Otro callejón sin salida. Solo le quedaba una posibilidad de sonsacarle una revelación al borracho. Rouvères pareció notar la indecisión de Marc. Rebuscó entre los legajos y extrajo varios números de
Cambodge Soir
.
—Tome —dijo, tendiéndole los periódicos—. Es la serie de artículos que dediqué al caso. El descubrimiento del cuerpo. La detención de Reverdi. Los hechos convergentes de la investigación. Todo está aquí. Antes de desaprovechar su última oportunidad, lea todo esto. Puede volver mañana.
Marc no tenía tiempo. Cogió los ejemplares y los miró intensamente, como si una simple mirada pudiera permitirle asimilar su contenido. Se le ocurrió una idea.
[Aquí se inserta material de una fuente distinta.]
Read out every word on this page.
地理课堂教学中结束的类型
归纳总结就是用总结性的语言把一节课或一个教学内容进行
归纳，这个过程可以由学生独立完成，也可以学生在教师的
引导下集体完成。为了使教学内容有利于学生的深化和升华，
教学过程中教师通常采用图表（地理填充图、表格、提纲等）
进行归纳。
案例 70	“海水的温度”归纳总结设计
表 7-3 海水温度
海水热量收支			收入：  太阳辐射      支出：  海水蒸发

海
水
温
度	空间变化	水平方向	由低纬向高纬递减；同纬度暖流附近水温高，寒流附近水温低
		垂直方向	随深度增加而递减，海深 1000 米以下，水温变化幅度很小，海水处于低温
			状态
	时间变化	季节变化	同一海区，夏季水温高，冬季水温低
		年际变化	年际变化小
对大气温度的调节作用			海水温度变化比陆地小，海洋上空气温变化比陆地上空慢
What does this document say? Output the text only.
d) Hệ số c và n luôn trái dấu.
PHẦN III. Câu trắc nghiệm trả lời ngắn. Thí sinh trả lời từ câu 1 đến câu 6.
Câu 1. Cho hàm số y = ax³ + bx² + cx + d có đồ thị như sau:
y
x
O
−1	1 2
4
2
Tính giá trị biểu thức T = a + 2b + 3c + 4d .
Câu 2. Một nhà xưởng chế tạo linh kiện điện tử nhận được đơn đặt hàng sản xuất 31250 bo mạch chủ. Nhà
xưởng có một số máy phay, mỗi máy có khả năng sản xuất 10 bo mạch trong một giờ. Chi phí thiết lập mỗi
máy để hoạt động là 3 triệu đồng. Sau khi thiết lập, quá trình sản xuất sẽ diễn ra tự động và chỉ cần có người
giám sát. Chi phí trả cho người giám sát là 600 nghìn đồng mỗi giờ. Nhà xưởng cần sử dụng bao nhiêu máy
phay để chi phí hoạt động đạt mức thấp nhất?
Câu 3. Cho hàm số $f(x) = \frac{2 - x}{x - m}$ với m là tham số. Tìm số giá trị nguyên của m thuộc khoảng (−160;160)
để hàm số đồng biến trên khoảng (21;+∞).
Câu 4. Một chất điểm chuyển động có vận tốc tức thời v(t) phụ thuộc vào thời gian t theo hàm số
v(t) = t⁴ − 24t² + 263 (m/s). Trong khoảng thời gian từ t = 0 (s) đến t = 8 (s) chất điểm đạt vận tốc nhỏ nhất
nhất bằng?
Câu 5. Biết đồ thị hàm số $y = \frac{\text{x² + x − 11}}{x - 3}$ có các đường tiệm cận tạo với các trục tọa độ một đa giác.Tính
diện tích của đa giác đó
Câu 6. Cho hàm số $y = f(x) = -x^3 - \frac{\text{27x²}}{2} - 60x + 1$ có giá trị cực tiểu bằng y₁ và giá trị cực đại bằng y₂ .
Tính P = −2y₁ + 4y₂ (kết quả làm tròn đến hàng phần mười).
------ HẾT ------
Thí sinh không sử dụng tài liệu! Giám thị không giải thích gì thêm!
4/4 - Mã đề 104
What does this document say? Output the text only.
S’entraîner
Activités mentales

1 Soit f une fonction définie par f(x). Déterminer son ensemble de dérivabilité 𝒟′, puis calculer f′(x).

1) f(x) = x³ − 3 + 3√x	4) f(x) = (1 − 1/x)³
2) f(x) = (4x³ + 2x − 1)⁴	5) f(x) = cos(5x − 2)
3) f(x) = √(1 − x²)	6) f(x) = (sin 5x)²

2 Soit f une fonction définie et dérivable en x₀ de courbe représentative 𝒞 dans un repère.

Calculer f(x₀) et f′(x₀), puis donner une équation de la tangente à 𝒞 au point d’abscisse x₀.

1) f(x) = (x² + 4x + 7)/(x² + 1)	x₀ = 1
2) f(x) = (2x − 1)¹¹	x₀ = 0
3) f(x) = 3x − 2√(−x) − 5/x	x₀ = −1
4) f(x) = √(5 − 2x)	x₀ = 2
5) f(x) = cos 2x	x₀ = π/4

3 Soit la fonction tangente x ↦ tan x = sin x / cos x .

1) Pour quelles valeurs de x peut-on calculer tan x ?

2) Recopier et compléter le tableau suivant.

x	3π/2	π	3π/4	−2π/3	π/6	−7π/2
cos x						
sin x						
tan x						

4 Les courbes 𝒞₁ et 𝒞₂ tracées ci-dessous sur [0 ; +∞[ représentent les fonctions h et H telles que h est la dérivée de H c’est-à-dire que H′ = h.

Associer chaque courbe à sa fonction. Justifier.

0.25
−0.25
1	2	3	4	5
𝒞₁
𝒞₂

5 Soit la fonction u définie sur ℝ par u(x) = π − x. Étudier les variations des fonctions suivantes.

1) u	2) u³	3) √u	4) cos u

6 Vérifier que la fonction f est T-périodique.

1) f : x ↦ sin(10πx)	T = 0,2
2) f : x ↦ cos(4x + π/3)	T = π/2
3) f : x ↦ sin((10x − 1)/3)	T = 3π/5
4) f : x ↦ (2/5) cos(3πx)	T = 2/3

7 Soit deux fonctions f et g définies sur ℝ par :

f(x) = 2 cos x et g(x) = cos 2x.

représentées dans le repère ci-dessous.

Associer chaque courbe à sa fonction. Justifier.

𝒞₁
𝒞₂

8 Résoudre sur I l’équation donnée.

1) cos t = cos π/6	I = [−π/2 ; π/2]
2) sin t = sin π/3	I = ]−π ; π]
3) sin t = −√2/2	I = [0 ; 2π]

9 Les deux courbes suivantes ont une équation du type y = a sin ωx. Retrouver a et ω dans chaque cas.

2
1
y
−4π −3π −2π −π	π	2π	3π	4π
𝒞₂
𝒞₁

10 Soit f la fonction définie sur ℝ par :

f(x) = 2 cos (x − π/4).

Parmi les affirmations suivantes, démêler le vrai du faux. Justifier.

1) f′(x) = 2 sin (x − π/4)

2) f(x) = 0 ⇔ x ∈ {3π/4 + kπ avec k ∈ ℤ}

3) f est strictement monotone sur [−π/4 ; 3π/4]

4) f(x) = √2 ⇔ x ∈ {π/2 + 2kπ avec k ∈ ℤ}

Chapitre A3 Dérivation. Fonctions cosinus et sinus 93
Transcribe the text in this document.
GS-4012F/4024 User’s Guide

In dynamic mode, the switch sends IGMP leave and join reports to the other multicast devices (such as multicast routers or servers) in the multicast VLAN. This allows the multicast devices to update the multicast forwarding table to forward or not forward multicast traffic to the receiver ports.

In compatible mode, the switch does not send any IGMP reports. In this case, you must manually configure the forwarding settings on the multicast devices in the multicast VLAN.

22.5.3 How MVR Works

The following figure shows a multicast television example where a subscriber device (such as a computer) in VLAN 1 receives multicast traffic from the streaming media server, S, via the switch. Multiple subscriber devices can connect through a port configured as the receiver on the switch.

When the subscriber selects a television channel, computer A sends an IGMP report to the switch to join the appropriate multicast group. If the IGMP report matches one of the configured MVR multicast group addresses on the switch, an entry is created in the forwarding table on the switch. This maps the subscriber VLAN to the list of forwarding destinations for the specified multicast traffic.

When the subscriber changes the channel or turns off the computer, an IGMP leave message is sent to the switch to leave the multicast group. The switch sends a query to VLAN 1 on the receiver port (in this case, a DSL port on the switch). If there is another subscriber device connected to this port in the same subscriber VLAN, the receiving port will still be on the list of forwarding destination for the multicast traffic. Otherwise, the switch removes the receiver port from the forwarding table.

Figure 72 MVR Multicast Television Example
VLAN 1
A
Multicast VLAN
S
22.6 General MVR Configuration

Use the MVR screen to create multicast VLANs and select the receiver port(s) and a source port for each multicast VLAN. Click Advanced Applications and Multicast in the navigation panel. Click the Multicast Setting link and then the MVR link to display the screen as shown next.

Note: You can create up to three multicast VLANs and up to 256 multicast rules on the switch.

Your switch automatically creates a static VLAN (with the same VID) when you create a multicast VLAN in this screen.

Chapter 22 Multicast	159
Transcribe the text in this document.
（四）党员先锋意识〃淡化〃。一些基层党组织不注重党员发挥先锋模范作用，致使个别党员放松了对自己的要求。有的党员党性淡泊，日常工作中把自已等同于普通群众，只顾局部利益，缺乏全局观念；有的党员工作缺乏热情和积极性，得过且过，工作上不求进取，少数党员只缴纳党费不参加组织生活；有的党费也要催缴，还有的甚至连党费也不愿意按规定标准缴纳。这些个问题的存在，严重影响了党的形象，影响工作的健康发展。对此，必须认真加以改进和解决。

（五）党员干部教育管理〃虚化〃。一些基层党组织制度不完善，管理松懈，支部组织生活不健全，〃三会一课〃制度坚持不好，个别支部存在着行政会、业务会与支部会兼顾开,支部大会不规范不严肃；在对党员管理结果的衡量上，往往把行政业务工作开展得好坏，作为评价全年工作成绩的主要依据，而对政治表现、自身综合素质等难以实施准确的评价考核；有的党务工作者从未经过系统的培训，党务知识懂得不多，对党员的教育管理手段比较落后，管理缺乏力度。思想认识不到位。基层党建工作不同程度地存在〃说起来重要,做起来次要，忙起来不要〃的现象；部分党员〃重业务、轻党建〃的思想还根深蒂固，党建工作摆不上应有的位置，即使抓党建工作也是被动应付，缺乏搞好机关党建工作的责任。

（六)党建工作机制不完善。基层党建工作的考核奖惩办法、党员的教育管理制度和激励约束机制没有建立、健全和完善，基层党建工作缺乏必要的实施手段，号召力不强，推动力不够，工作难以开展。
—Deme una respuesta —dijo.
—¿Qué quiere decir?
—Una respuesta escogida por usted. La que de verdad pueda serme útil.
Rouvères desplegó una amplia sonrisa. Las bolsas de sus ojos se arrugaron.
—Eso es hacer trampa, amigo.
—Imagine que yo le he hecho la pregunta.
El redactor se echó ligeramente hacia atrás, como para considerar mejor la propuesta. Tras un largo silencio, murmuró:
—En este asunto, el verdadero misterio es: ¿por qué dejaron en libertad a Reverdi? Los resultados de la investigación demostraban su culpabilidad. Entonces, ¿por qué se dictó sobreseimiento?
Marc no se esperaba esa orientación jurídica. Recordaba las explicaciones del abogado alemán. La incompetencia de los jueces. La instrucción chapucera. La situación política.
—Por el contexto del país, ¿no?
—Sí, pero solo en parte. Reverdi fue exculpado gracias a un testimonio.
—¿Quiere decir una coartada?
—No, un aval moral. Una personalidad importante declaró en su favor.
Marc no había oído hablar nunca de eso.
—¿Quién?
—Una princesa. Un miembro de la familia real.
—¿La princesa Vanasi?
El nombre había salido automáticamente de sus labios. De todas las figuras principescas que había conocido, esa era la que más le había marcado. Una leyenda viva. Rouvères le dirigió una sonrisa de admiración.
—Hice un reportaje sobre la familia real hace unos años —explicó Marc.